Wednesday, February 25, 2015


Bryan Eubanks - The Bornholmer Suite (Nueni)

OK, this is a tough one for me. Let's start with the structure: 50 one-minute tracks (or close enough, 60 or 61 seconds). From the beginning, I'm looking for reasons. By nature, I'm not so fond of this "type" of agglomeration, from Otomo's "The Night Before The Death Of The Sampling Virus" to Rowe/Lehn/Schmickler's "Rabbit Run" and many more, I tend to find this approach wanting, difficult to disconnect with a feeling of a catalogue. I can imagine it working, can imagine a subject, if you will, that requires this sort of arrangement, though I can't say I can think of an example that strikes me as successful off the top of my head. I can understand a kind of perverse idea of cutting off the listeners pleasure (or, at least, interest) just as it's really gelling though, again, I'd need some other justification than impish glee. That said, Eubanks is using "open circuit feedback" here and the sounds themselves...well, they vary, of course, but by and large there's a thinness to them that only occasionally draws me in, even for that minute (exceptions are there, to be sure). There's often a rhythmic component, I'm guessing in the nature of the electronics cycling through phases on it's own, not initiated by Eubanks. This, oddly, renders them a bit less engaging for me than if they were in more ragged form. In most cases, I experience the initial sounds and, almost automatically, wait to hear them decay, be joined by others, expand--any enhancement at all. But, as a rule, this doesn't happen, they're simply presented, allowed to live for a minute, cut off. I think momentarily of Richter's color block paintings, something else I have some degree of trouble with. As with those works, I try to "stand back", apprehend the relationship (or lack of same) between the samples but, for me, it's more difficult with audio images than visual ones. I still find it more opaque than anything else, though it's likely I'm missing something. Steve Flato has written a nice appreciation, posted on the Nueni site, which readers here should check out. I'll try to return to this over time but for now, I'm pretty much stymied.

Nueni


Jason Kahn - Thirty Seconds Over (aural detritus)

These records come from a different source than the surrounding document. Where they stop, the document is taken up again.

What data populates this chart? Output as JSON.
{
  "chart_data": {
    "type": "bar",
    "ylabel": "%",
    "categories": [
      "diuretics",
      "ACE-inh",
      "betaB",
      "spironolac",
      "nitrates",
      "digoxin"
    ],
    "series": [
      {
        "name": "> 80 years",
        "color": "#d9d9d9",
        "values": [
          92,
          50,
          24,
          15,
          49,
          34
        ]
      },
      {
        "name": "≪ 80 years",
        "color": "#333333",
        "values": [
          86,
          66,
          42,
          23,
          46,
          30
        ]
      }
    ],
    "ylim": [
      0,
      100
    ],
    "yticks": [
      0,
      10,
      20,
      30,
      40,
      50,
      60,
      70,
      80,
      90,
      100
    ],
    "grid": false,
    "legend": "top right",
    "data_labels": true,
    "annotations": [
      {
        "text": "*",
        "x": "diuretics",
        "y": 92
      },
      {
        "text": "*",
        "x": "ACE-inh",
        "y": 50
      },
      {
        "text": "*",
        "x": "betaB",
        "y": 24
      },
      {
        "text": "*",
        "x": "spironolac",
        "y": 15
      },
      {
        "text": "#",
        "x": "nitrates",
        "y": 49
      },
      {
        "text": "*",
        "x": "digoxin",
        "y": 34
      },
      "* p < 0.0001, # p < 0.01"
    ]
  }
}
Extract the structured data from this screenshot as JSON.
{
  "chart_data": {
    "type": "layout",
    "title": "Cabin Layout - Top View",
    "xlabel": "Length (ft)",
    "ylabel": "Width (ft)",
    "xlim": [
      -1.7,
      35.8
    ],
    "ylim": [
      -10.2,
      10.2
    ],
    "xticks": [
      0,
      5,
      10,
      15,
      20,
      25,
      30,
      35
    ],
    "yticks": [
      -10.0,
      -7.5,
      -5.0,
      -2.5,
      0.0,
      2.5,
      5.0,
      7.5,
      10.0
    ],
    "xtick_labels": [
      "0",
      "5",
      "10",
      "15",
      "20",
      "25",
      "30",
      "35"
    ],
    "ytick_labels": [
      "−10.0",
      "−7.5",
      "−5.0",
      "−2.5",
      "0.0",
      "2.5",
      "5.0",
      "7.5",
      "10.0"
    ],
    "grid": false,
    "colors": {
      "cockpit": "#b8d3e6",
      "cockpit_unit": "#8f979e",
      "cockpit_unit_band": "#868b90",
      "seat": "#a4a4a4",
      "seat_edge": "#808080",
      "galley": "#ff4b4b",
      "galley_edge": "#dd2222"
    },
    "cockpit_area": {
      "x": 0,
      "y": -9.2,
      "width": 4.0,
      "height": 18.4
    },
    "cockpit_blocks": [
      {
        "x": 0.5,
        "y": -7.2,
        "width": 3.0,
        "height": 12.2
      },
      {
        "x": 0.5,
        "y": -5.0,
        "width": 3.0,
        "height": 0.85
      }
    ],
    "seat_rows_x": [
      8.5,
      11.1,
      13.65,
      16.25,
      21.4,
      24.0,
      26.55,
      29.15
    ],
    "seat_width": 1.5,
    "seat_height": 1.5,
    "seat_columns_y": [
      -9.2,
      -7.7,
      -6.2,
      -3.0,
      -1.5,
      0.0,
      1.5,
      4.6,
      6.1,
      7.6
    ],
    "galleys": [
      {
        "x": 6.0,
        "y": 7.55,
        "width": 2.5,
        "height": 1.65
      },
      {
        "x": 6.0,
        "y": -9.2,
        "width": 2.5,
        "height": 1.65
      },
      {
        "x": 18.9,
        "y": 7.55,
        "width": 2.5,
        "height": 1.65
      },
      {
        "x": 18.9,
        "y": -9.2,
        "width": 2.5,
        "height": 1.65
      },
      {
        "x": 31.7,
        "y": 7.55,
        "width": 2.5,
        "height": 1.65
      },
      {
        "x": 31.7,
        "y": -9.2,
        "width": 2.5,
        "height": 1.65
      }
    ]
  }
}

Speaking of difficult...a cassette release from Kahn (reviewed here via CDr), two concerts, or excerpts therefrom, in Brighton and Ghent, in 2012, Kahn in his electronic mode (analog synth, mixing board, short wave radio). In this case, the sound fields are extended and there are several sources involved at any one moment, so you'd think the reservations I had on the Eubanks would assuaged, at least as far as those elements went. But, damn, Kahn carves a seriously rough trail here, very forbidding and relentless. The sounds, though "thicker", for the most part, than those described above, are almost all cold and harsh--no mechanical rhythms but the chittering of sparking machines, sub-areas of deeply muffled voices (I think--there are implied cadences in effect at various points but they're well beyond the range of comprehensibility), grating metal-on-metal friction. Hard to avoid the image of being in a large, dark space with devices sputtering sporadically, casting sharp, orange glows. Still, the length, the opportunity to find some kind of foothold in the debris, makes this music more graspable and appreciable, at least to these ears. Patterns can be detected (either actually there or made up in my head), relationships established, etc. For all the difficulty of the sonic material--and this is tough sledding, no doubt--there's more breadth to it, more room for the listener to participate, not merely to check off the next item on the list. No question, sitting through these sets, live, would have been intense to the point of discomfort, but that's fine, good to be jostled, even bruised. Good stuff, not for the squeamish.